I rolled off the plane, clicked the New York Times and there, on the main screen, was Charles Nolan --- dead. How could this be? I knew Charles had been visited by cancer. But the last time I saw Andy Tobias, his partner of 16 years, he'd said nothing about Charles's health. And just a week ago, when Andy and I traded e-mails, he was his usual ironic, borderline goofy self.
Charles dead, of head and neck cancer, at 53 --- that's terrible enough. But the next day, Andy's website brought more news, all wretched. Early in January, Andy had buried Judy Davis, his 91-year-old mother. A week earlier, he'd participated in a memorial service for his stepfather.
Andy has heroic qualities --- he's possibly the nicest person I know, generous in the extreme, with a magician's ability to manufacture time --- but Superman would fold under this much loss. I worried for Andy.

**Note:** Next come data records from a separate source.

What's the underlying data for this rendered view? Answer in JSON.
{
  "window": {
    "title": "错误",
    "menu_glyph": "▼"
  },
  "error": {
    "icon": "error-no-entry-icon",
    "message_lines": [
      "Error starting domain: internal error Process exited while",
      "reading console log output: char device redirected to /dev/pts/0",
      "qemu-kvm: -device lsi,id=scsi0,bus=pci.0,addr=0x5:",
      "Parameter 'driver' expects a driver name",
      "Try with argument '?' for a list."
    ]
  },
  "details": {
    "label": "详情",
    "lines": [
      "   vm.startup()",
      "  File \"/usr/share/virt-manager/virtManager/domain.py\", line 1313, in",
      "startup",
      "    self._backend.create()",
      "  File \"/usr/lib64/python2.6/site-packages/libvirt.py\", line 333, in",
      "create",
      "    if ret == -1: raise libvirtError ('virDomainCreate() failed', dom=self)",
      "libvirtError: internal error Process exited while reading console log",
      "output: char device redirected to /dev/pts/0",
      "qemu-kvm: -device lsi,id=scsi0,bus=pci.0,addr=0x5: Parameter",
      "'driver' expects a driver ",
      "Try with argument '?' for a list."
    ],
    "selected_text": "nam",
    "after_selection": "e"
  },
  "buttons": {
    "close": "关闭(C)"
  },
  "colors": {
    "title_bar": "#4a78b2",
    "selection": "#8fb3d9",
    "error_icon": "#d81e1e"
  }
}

Last week, at the Church of the Blessed Sacrament, there was a funeral Mass for Charles. I'm ambivalent about retailing this service --- I always liked it that, in the 1800s, when a Londoner died, his street was often covered with hay so the sound of horses' hooves wouldn't disturb the mourners in their grieving. So part of me says this was precious, and private, and should be limited to the memories of those who were there.
But there was a magnificence about this event that demands sharing.
Let me just introduce these men.
Andy Tobias is Jewish, one of two sons, Horace Mann and Harvard, making his first fortune --- on paper only, as it turned out --- in his early 20s. For a while, he wrote for New York magazine about business and money. He pumped out one witty, helpful bestseller after another. Then he was a software pioneer, with a program called "Managing your Money" that actually did what it promised. He lost a lover to AIDS. And now he's the treasurer of the Democratic National Committee.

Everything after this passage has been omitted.